Desde cuando este la despidió, casi siete años atrás, ella vivía sola, en una
misérrima pieza que pagaba con lo que medio conseguía, mendigaba o sus hijos le
socorrían de lo poco que ganaban. Nunca más pudo lograr trabajo fijo. Sin
sueldo, mucho menos pensión, su situación era terrible, ¡insoportable! Esto la
hacía deambular calle arriba y calle abajo, buscando empleo, ofreciéndose para
lo que fuera. Pero, por su edad y los achaques en progresión, desde luego que
era muy difícil que la ocuparan formal y dignamente. Casi siempre la
rechazaban, como le sucedió ese día cuando la observé deambular dando tumbos por
la Novena, rumbo al norte.
—Estoy
seguro de que si expone su caso en el Ministerio de Trabajo —le dije a título
de asesoría y consuelo—, la van a escuchar y le harán pagar al señor magistrado
lo que usted tiene más que ganado… así aquel tenga todo el poder y las
influencias del mundo, señora.
—Es
probable que así sea, buen señor — me respondió—, como algunas otras personas
me lo han dicho, también.
—Y,
¿entonces?
—Si lo
llego a demandar, Trampilla movería cielo y tierra para salirse de nuevo con la
suya, ¡como siempre!, señor —me dijo—. Sin embargo, el verdadero problema, y por el cual me toca dejar así las cosas, es
porque mis dos hijos, así también sean suyos…
—El
padre de sus hijos, señora… ¡¿es el magistrado Trampilla?!
—Así
es, señor —me confesó—, ahora somos tres los que conocemos el secreto: usted,
él y yo… y espero que me lo guarde, ni siquiera mis hijos lo saben, ni espero
que lo averigüen.
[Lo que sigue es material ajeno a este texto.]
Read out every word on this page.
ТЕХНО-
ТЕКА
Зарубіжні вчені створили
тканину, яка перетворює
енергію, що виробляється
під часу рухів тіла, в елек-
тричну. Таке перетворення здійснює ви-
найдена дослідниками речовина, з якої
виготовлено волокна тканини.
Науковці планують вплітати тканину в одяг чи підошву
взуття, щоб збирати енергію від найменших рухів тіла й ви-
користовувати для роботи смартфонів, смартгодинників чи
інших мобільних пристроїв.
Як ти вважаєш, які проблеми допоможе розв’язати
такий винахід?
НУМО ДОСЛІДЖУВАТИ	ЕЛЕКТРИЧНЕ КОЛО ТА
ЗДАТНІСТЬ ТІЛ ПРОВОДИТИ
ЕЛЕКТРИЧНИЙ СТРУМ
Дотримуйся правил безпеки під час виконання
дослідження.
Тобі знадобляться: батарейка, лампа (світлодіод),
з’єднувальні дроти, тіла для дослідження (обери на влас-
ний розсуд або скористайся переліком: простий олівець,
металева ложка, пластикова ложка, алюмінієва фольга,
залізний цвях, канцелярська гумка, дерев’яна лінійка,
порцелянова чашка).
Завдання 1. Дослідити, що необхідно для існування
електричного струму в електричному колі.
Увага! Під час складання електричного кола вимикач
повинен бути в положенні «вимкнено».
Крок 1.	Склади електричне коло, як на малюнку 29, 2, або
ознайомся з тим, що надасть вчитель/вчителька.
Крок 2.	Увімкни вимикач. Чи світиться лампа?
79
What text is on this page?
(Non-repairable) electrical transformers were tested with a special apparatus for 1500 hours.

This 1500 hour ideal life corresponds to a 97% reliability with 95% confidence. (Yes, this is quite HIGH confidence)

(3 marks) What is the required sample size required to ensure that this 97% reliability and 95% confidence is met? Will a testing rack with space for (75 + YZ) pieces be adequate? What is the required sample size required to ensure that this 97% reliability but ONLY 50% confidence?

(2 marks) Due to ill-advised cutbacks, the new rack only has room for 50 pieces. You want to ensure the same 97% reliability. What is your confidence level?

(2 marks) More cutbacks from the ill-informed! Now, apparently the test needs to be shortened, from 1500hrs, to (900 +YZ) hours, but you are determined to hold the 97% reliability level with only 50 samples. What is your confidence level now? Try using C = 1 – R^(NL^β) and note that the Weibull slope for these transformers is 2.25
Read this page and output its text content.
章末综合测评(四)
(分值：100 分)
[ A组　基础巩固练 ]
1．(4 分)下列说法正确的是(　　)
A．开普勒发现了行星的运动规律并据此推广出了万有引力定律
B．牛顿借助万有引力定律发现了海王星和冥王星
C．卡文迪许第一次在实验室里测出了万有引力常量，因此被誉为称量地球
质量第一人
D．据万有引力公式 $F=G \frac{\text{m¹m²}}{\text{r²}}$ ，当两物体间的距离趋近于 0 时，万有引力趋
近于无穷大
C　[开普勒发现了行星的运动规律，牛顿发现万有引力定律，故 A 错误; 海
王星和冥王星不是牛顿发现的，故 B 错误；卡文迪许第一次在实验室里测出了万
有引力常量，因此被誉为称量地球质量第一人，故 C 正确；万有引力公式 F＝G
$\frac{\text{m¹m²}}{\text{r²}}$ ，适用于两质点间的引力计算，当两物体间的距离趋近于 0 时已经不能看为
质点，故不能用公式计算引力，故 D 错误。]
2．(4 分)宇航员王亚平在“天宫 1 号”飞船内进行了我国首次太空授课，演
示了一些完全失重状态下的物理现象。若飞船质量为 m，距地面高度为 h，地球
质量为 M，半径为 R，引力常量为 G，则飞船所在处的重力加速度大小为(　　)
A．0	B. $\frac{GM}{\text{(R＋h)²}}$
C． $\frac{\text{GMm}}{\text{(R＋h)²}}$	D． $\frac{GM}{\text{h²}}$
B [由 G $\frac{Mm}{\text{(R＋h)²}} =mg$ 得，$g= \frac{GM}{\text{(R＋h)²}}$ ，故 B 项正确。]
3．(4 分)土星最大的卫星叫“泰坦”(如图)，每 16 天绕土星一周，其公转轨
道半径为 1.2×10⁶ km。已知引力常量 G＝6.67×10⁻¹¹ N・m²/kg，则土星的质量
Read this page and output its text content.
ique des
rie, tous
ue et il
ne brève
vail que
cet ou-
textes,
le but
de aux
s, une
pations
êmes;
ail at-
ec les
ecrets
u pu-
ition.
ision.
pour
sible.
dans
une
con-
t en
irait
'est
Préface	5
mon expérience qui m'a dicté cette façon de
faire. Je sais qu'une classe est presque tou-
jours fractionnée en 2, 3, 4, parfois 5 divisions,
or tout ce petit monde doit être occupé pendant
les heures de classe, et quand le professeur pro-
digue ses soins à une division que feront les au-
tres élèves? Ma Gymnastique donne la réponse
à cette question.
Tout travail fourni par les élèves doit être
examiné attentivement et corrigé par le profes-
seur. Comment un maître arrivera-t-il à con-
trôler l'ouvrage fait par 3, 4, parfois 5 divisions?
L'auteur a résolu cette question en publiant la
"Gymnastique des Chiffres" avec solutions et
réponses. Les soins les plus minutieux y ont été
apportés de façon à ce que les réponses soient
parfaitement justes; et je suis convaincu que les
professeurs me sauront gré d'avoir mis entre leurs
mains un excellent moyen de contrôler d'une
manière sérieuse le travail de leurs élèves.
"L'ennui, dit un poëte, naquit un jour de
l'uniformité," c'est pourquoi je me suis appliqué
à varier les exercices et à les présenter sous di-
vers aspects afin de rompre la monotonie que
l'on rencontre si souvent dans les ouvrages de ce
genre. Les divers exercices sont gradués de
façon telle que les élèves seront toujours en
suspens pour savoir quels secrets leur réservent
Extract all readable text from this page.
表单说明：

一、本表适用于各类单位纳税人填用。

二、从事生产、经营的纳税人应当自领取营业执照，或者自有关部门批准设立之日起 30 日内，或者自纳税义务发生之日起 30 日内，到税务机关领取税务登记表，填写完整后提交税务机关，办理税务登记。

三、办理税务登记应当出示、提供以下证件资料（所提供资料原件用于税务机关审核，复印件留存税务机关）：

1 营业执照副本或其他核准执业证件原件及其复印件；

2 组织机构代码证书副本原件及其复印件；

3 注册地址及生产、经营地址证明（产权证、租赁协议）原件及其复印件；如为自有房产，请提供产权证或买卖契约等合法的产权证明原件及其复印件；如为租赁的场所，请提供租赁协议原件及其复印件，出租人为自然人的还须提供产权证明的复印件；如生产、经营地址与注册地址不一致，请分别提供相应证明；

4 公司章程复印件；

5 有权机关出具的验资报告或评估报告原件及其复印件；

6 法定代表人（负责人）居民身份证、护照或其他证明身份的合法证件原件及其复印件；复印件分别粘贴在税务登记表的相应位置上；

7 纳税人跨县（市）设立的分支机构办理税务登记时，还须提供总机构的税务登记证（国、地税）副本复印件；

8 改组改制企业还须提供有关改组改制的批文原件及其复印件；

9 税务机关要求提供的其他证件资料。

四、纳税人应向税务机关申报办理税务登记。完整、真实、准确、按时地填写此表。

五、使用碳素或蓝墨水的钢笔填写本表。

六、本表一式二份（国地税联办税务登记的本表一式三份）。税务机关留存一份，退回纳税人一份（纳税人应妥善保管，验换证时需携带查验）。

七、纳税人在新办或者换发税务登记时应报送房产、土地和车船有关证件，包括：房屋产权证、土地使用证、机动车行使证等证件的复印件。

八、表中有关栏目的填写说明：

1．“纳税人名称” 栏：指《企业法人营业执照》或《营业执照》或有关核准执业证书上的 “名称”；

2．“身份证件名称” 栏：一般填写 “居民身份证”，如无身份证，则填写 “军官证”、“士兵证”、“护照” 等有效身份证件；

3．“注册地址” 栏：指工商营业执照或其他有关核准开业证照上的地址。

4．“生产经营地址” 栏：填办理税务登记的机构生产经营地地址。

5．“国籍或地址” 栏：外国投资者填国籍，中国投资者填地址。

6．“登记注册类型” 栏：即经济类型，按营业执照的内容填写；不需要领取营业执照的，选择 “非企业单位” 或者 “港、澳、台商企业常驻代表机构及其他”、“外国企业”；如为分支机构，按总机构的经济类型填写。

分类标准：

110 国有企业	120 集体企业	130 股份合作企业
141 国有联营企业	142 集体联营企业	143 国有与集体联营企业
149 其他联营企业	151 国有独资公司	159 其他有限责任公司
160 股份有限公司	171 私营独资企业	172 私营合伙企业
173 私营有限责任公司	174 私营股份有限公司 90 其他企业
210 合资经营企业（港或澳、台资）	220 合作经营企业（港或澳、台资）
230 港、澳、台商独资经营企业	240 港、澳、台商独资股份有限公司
Si alguien más, o ellos, se llegan a enterar, o si demando al
sin tantica ese, lo más probable es que los dos se queden sin coloca, como yo.
Me lo advertía seguido cuando a mi pieza iba a búscame; y lo reiteró furibundo
el día que de su casa me sacó... y sé que lo cumpliría. A él no le corre sangre
por las venas, solo ambición, odio y egoísmo social en contra de los más
necesitados, o como era uno de sus dichos: «los sin nada, ni siquiera libre
albedrío», a los que ahora pertenezco.
Dibujo de Camilo Quevedo
El hijo
mayor de Eduviges era el conductor de la esposa del exmagistrado. Su otra hija trabajaba
como auxiliar administrativa en el Bufete de Abogados Trampilla y Asociados, el
de su padre. Únicos y modestos ingresos que aquellas dos familias tenían, y la
anciana lo sabía, por eso al villano magistrado con su silencio protegía.